= Chahal v United Kingdom =

1996 judgment of the European Court of Human Rights

Chahal v United Kingdom (23 EHRR 413) was a 1996 judgment of the European Court of Human Rights which applied Article 3 of the European Convention on Human Rights, prohibiting the deportation of Sikh separatist Mr Chahal to India because of the risk of violations of Article 3, in the form of torture or inhuman or degrading treatment or punishment.

==Case==
Living in the United Kingdom since the early 1970s, Chahal was detained pending deportation to India where it was claimed he would face torture. Although by the 1990s a well-established system of tribunals existed to provide scrutiny of the government over immigration concerns, issues concerning national security, whereby the British Home Secretary issued a certificate stating that an individual was non-conductive to the public good, were exempt from this; these appeals were replaced by a paper review by three retired judges over lunch in the House of Lords.
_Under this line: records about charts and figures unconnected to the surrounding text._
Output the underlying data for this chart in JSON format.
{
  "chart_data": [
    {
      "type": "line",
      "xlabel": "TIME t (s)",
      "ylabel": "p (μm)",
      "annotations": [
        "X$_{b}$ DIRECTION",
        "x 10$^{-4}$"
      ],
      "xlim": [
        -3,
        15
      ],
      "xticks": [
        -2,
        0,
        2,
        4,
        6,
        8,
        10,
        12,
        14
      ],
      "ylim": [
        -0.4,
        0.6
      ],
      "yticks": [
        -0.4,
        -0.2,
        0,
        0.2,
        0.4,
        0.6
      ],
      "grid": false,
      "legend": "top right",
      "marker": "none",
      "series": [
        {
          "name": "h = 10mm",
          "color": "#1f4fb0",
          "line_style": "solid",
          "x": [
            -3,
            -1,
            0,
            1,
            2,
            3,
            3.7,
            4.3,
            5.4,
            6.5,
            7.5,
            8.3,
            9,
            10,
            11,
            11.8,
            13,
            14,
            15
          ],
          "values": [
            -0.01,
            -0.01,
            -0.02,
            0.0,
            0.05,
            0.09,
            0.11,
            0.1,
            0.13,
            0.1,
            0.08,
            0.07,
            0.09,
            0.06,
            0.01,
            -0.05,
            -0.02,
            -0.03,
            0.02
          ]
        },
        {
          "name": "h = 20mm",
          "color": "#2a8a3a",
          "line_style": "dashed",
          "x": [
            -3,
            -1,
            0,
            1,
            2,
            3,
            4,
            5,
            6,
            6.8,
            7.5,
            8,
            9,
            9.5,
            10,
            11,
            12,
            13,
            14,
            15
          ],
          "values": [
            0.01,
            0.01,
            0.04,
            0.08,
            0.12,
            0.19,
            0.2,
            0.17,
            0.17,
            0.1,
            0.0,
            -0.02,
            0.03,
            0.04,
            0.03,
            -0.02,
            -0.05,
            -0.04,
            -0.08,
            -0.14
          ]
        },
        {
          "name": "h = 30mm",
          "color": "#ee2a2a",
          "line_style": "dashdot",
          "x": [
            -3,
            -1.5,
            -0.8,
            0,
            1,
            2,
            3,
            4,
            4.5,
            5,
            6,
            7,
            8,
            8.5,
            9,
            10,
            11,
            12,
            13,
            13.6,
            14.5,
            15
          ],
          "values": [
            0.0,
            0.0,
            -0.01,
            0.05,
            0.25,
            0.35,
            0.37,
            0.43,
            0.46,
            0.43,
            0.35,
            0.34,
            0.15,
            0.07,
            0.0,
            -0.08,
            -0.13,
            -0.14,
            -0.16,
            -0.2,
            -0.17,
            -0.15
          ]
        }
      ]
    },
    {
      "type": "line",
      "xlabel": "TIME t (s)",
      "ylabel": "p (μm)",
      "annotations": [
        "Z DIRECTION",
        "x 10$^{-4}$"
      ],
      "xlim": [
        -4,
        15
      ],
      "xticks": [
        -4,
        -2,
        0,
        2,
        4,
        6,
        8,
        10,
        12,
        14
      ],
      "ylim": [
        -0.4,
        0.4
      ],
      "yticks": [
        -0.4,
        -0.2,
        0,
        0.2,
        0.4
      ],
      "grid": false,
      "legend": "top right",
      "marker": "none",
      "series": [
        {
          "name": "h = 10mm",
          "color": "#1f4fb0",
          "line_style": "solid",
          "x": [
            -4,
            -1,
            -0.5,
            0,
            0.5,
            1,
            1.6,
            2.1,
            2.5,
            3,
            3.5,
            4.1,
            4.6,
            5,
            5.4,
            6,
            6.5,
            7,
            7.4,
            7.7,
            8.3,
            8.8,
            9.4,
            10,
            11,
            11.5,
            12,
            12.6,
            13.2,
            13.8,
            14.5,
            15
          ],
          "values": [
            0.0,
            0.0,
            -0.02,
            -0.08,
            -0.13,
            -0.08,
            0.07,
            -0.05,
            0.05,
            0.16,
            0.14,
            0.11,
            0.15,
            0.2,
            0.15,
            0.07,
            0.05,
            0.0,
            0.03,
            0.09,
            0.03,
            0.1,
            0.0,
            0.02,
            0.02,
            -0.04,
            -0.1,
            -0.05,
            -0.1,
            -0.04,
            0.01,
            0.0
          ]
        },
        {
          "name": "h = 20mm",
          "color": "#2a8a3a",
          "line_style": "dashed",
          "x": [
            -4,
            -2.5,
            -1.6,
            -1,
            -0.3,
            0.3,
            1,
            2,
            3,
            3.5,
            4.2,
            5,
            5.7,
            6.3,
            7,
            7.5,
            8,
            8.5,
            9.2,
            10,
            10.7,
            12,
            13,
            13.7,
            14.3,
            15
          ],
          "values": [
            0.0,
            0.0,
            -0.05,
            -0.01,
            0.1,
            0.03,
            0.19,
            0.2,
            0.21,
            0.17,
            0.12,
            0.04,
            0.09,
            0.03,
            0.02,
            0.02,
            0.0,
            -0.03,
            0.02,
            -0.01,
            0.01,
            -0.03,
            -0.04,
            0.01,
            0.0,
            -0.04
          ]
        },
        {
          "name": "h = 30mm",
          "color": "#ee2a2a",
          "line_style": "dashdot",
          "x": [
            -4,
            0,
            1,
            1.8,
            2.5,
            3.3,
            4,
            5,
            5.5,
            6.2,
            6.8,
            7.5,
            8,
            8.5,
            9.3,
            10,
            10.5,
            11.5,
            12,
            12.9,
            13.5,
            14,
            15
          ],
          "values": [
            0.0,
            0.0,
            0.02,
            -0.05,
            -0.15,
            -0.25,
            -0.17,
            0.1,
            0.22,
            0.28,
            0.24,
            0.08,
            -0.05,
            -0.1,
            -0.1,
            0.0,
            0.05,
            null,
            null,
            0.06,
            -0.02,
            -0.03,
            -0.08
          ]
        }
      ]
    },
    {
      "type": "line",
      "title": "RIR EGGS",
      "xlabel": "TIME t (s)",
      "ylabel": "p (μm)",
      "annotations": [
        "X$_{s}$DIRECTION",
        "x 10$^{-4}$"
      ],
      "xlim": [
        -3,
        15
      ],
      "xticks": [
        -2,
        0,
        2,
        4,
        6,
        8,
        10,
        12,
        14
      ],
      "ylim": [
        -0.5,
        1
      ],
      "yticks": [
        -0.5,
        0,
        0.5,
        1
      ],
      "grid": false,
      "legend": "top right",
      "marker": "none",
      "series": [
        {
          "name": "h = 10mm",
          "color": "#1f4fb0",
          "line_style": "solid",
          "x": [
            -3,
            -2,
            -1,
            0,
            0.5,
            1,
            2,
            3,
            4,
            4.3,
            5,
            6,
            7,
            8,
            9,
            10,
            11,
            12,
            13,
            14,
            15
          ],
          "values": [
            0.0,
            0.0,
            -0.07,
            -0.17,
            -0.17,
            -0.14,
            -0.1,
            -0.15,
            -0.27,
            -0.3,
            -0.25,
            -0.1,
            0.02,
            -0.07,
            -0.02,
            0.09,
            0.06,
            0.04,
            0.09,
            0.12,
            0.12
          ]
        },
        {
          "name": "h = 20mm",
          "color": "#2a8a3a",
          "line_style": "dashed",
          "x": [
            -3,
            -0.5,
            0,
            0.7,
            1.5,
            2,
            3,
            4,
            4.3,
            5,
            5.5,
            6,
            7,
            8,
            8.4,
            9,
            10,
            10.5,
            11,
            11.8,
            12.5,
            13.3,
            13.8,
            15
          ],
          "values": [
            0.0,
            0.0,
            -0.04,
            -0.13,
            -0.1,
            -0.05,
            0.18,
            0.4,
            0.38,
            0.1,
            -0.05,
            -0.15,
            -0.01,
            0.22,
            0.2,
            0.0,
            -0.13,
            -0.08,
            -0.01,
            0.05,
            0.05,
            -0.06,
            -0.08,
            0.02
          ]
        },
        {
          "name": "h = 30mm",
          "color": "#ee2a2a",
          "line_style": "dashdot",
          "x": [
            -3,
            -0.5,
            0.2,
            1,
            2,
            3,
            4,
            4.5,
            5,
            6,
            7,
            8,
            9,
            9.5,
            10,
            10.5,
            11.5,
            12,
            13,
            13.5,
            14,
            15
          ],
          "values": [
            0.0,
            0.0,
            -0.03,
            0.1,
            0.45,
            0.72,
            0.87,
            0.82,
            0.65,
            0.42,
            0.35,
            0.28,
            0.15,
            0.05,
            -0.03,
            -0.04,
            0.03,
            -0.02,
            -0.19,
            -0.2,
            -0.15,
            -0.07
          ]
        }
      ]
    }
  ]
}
According to British civil liberties activist Shami Chakrabarti, Chahal was detained for six years without adequate legal scrutiny.

==Judgement==
The Court emphasised the fundamental nature of Article 3 in holding that the prohibition is made in "absolute terms ... irrespective of the victim's conduct". The judgement builds on the landmark Soering v United Kingdom (1989), and was considered an example of the British government losing a seminal legal case in the European Court of Human Rights.

The Court also found "a violation of article 5 § 4 of the Convention (which guarantees a right of judicial review of the lawfulness of detention), so far as the domestic courts were not provided with information relating to national security and were thus unable to review whether the decision to detain the applicant was justified; the "procedural short-comings" of the United Kingdom's special advisory panel in security cases meant that it could not be considered to be a "court" for the purposes of article 5 § 4."